Les raisons principales : digestion moins efficace la nuit, glycémie qui reste élevée plus longtemps, dépense énergétique diminuée, et sommeil plus fragmenté, surtout après un repas gras ou copieux. Les personnes souffrant de reflux, ballonnements ou côlon irritable peuvent particulièrement bénéficier d’un dîner léger, pris bien avant de dormir. Adam Collins souligne aussi qu’il ne faut pas prolonger la soirée en restant assis devant la télévision avec des chips, du chocolat ou de l’alcool.
Adapter son dîner à son mode de vie
Le chronotype, c’est-à-dire l’horloge biologique propre à chacun, influence aussi l’horaire idéal.

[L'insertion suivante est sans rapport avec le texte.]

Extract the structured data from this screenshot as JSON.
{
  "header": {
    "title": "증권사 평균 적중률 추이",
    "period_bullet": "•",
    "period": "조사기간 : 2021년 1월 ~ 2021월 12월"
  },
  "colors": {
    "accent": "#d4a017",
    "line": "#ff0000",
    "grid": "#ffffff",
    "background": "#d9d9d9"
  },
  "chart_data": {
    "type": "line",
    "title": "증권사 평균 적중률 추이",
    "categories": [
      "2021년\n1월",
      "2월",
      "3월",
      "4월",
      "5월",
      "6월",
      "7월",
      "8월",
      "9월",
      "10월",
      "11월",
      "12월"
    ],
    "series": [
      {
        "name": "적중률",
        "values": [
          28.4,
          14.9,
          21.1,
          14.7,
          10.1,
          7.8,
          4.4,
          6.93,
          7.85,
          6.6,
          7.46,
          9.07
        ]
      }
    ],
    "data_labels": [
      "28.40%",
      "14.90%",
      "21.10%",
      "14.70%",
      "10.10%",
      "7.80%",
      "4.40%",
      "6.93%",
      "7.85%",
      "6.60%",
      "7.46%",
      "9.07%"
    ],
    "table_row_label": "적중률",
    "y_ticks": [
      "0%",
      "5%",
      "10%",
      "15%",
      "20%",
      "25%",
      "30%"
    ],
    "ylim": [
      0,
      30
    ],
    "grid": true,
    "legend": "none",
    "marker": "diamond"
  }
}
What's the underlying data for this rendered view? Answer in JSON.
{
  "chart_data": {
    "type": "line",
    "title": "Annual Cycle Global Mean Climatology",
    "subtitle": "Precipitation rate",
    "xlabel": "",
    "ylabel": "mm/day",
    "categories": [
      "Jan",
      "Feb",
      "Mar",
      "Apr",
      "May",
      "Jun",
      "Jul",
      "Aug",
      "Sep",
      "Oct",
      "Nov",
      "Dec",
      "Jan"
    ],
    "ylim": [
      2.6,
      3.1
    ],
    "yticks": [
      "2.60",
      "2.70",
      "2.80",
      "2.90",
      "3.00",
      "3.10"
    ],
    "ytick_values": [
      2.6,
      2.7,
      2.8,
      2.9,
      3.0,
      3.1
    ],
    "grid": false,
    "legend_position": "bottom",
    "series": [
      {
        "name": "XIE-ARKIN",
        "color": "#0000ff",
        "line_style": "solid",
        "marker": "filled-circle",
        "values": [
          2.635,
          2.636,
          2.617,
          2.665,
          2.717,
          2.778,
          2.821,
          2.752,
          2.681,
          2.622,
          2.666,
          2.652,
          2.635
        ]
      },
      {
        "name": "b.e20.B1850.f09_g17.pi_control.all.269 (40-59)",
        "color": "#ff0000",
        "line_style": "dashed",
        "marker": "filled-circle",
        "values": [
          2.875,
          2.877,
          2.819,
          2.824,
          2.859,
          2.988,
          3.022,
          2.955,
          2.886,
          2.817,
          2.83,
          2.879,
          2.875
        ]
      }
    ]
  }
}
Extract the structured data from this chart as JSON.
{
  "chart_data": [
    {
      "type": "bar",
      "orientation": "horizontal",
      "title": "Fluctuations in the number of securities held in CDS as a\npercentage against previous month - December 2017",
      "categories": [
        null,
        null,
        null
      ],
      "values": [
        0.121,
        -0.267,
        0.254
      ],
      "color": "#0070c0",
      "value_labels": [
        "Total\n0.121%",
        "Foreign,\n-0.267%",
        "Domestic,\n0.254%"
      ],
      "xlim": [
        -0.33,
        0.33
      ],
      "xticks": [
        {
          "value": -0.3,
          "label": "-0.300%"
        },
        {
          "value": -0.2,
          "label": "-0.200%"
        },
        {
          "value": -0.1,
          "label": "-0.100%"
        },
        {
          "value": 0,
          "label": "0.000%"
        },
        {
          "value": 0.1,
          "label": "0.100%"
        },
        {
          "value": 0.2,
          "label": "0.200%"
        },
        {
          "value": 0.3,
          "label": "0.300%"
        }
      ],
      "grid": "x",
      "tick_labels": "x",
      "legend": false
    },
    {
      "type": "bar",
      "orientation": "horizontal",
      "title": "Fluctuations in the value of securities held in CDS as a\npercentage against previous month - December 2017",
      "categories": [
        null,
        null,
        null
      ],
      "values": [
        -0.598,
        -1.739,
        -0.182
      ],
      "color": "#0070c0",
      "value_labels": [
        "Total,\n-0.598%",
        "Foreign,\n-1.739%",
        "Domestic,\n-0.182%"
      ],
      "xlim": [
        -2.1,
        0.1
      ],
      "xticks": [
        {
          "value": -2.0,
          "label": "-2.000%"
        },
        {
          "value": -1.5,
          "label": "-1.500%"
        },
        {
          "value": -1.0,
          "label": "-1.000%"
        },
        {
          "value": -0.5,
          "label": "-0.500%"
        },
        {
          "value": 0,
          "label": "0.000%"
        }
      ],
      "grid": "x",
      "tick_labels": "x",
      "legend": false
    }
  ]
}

Un « lève-tôt » et un « couche-tard » n’ont pas la même routine, mais la règle générale demeure : espacer de 2 à 3 heures entre la fin du repas et le coucher. Pour ceux qui s’entraînent en soirée, un dîner plus riche en glucides et en protéines juste après la séance peut aider à la récupération musculaire, à condition de respecter cette marge et de privilégier des aliments faciles à digérer.
Une méthode simple consiste à partir de l’heure de coucher réelle, à soustraire trois heures, puis à avancer le dîner par étapes de 30 minutes toutes les deux semaines si l’écart paraît trop important. La régularité est aussi importante : varier l’horaire du repas du soir de plus de deux heures entre semaine et week-end peut nuire à la santé cardiovasculaire. Les populations qui vieillissent le mieux suivent généralement un schéma où le repas principal est pris plus tôt dans la journée, puis le dîner est léger, suivi d’un long repos sans grignotage jusqu’au matin.